Learn more about Bar Charts: Using, Examples and Interpreting.
How to Analyze a Contingency Table
We’ve already looked at various ways to analyze a contingency table. Here are two more methods that take it to another level.
Contingency tables are a fantastic way to display and find various types of probabilities. Use these tables to calculate joint, marginal, and conditional probabilities. I’ve written an article about calculating probabilities using two-way tables, and it includes all the definitions, notation, and formulas you need. Read about Using Contingency Tables to Calculate Probabilities.
In this post, we looked for a relationship between gender and ice cream preference by noting the differences between counts and row percentages in the contingency table. If we’re using this sample to draw inferences about the entire population of ice cream consumers, we’ll need to use a hypothesis test to evaluate the relationship.
In other words, are the differences we noticed in the sample large enough to support the notion that a relationship exists in the population? Or can we chalk up the differences to random sampling error? Learn how the chi-square test of independence can help us out by analyzing contingency tables!
Naming Conventions for Contingency Tables
Contingency tables come in a variety of flavors. The key considerations for naming the types are the number of categorical variables and the number of values for each categorical variable.
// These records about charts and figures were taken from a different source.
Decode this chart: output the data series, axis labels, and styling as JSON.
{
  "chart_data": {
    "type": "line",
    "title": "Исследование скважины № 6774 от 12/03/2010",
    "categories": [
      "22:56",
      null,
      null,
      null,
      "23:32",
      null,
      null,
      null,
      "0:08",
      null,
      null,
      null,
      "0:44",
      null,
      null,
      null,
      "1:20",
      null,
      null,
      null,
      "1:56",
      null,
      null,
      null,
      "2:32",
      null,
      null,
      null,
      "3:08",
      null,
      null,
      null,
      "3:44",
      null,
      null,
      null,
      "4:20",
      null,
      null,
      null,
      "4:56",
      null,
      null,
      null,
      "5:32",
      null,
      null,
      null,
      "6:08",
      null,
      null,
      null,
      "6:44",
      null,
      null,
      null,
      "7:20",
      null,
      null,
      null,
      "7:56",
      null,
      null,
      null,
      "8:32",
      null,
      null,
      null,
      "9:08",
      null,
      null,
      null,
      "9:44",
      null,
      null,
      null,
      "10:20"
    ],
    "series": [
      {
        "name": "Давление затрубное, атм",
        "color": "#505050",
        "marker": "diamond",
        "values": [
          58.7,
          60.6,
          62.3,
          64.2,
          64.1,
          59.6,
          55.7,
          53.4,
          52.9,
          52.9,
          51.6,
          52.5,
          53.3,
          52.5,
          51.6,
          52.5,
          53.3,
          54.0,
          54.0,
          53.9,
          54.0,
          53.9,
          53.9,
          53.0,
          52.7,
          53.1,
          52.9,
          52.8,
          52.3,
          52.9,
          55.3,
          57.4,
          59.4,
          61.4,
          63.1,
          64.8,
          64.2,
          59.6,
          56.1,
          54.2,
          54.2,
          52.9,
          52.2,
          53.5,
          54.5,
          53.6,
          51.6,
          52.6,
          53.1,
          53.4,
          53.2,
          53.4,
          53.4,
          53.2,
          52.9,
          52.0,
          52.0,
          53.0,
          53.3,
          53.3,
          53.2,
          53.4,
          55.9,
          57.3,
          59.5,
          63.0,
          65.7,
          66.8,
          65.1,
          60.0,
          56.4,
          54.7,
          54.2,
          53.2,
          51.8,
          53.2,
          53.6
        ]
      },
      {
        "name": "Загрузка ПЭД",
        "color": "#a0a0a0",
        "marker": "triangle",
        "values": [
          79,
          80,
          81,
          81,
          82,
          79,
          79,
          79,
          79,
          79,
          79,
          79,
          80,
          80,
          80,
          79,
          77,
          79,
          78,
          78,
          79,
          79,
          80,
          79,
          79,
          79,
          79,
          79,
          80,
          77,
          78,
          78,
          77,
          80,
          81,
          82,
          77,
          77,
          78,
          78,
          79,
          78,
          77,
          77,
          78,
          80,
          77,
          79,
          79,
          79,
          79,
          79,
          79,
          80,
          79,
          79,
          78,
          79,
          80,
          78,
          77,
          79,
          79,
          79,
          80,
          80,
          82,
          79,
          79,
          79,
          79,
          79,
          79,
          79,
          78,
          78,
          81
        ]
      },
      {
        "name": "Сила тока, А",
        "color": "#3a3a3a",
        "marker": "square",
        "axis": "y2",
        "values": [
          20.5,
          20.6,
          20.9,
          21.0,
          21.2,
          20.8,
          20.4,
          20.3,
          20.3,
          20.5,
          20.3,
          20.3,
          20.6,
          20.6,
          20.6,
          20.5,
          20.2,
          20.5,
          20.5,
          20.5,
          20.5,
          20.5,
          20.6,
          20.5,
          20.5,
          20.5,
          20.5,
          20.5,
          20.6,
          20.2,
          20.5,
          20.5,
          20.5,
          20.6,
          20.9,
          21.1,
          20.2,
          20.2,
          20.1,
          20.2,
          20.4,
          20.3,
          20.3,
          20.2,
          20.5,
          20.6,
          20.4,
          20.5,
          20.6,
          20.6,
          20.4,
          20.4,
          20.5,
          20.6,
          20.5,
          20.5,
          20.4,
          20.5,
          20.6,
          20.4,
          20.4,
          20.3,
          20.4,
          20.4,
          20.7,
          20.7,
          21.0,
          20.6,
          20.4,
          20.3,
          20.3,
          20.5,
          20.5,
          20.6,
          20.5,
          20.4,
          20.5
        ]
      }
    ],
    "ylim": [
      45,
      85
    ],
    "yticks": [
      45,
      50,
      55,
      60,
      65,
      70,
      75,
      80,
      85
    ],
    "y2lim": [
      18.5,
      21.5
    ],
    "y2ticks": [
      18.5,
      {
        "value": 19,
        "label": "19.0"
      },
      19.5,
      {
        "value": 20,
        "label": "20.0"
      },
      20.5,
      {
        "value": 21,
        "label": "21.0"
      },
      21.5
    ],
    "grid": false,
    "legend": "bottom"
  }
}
Number of Categorical Variables
You must have at least two categorical variables to create a contingency table. When you have two variables, it’s a two-way table. If you have three, it’s a three-way table, and so on.
For example, suppose we run a computer store and record the sales using the two categorical variables of gender and computer type. Those variables create a two-way contingency table. If we add a third categorical variable for store location, it becomes a three-way table.
How do you present a three-way table?
Because contingency tables display in two dimensions, you need multiple tables to represent anything more than a two-way table.
If there are four store locations in our three-way example, we’ll need to use four two-way tables. Each table displays gender and computer type for one location.
Number of Rows and Columns
The rows represent values of one categorical variable, while the columns denote the values of another. Analysts indicate the number of values for each variable by describing these tables as an A X B contingency table, where A represents the number of rows and B signifies the number of columns.
For example, at our computer store, Gender has two possible values and computer type has two values (PC and Mac). Hence, we have a 2 X 2 contingency table. If we add a third type of computer as a new column, it becomes a 2 X 3 table.